Frightfest 2020: ‘Heckle’ Review
Stars: Guy Coombes, Steve Guttenberg, Clark Gable III, Toyah Wilcox, Nicholas Vince, Madison Clare, Louis Selwyn, Stephanie Leigh Rose, Natasha Starkey, Helena Antonio | Written by Airell Anthony Hayles | Directed by Martyn Pick
Airell Anthony Hayles, who penned and co-directed They’re Outside, the found-footage meets YouTube, pagan-eqsue horror which screened at Frightfest in August, is back at Frightfest again with Heckle – a film which channels Martin Scorsese’s The King of Comedy by way of 80s slasher movie; an odd combination on paper but one that on screen works remarkably well.
Opening with the death of comic Ray Kelly (a cameoing Steve Guttenberg), shown in the opener and throughout flashbacks to be a total unlikeable bastard, Heckle tells the story of another unlikeable bastard and stand-up comic, Joe Johnson, who’s at the top of his stand-up comic game, so much so that he’s tapped to play Ray Kelly in a movie of his life… and death.

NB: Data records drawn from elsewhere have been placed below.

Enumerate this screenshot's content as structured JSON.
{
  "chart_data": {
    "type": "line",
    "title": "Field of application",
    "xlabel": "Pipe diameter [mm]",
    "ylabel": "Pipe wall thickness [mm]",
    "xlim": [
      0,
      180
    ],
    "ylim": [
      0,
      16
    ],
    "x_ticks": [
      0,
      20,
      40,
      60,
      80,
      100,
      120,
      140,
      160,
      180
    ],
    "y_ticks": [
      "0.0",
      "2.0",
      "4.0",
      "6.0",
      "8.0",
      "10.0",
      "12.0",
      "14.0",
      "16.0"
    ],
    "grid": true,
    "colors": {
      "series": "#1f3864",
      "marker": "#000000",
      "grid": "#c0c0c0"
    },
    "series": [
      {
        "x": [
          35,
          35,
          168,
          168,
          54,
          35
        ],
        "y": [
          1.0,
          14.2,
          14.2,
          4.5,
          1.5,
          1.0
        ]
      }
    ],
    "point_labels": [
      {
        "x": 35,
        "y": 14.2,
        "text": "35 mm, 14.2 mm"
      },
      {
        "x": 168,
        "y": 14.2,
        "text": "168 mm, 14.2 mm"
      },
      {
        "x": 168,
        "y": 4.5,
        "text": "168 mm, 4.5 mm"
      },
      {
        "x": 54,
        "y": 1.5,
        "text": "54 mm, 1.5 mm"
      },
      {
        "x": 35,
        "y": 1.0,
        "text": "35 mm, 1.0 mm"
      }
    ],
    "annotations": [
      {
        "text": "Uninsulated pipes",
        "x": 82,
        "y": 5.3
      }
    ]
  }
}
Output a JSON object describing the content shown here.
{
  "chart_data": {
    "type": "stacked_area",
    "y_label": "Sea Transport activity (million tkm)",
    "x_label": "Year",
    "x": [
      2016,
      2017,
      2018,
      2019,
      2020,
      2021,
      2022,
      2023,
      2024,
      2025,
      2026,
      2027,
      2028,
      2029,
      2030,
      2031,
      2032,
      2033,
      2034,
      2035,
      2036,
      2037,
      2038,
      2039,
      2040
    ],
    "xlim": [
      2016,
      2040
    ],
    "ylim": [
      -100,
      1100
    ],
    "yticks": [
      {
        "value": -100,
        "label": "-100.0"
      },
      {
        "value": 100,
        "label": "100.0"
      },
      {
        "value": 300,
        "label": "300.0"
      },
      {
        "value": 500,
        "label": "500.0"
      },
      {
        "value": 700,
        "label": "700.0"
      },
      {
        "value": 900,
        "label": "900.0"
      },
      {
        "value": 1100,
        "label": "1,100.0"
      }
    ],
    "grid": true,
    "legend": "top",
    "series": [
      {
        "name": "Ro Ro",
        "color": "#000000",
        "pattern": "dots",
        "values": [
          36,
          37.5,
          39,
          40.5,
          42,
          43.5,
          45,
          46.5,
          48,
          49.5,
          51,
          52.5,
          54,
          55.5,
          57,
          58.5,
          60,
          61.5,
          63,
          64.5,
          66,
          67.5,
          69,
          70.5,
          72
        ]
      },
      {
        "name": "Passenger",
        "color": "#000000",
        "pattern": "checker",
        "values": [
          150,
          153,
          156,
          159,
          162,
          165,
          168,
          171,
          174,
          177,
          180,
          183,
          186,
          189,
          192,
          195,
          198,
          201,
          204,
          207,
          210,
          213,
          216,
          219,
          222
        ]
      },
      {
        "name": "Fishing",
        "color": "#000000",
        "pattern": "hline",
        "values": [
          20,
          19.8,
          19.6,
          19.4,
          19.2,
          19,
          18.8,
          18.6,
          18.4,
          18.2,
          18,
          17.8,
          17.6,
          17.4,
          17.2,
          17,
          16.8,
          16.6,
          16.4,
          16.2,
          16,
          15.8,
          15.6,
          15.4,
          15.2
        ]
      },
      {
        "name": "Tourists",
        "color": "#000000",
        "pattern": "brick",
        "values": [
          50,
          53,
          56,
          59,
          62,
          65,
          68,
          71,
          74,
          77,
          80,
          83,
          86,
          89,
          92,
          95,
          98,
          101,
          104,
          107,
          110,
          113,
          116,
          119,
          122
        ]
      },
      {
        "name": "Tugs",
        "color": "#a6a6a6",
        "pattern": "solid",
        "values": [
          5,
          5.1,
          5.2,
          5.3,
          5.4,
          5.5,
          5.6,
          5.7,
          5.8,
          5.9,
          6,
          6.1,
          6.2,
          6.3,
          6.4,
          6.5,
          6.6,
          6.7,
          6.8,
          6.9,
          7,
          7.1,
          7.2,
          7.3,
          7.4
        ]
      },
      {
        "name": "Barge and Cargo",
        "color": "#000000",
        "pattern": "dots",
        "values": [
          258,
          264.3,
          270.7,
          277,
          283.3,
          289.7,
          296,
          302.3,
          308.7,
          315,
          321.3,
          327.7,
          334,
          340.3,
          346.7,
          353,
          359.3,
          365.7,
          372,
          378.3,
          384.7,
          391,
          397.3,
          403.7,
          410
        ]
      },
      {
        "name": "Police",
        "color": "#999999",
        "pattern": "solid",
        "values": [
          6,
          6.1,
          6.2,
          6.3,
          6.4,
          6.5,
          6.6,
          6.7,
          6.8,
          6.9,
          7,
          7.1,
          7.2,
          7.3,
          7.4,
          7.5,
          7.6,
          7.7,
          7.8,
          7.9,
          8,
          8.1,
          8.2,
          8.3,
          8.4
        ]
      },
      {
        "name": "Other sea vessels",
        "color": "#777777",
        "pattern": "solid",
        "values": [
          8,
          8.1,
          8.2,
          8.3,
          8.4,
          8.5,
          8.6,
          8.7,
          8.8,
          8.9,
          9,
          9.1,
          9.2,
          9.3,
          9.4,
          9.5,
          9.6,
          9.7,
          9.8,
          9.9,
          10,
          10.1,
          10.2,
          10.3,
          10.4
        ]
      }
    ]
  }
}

After a strange encounter at a show, where he’s heckled in bizarre fashion by an anonymous audience member, Joe decides to share a Halloween weekend away with a group of friends. They decide on the theme of a 1980s retro party, and jokingly suggest that if they get drunk, high, and behave badly enough, hopefully they’ll attract their own psycho killer. The joke is suddenly very much on them though, as in turn they reach their grisly demise at the hands of The Heckler, an uninvited guest out to turn their nostalgic horror movie fantasy into a terrifying reality, before delivering an unforgettable punchline…
And that punchline – unlike the ending of You’re Outside, which ran out of steam and fell apart in the last ten minutes – is the brilliant crutch on which the entire film rests. I say brilliant as it’s the type of conclusion that is totally unexpected; out of left-field yes but still completely believable within the confines of this films story. Which is essentially a story a twisted individual and those who seek revenge for him on another twisted individual… No-one here, apart from the fodder roles that are just there to be slaughtered slasher-movie style, is innocent.
Shot in neon-lit hues, reminiscent of Italian giallo (in particular the work of Dario Argento); with a killer in a clown mask and red rain mac that looks and feel like a total homage to 1976’s proto-slasher Alice, Sweet Alice; Heckle is a superb diatribe on perils of fame, personality and neurosis, and a warning to never, ever, meet your heroes!
***½ 3.5/5
Heckle screened on Saturday October 24th as part of this months Frightfest Digital Edition.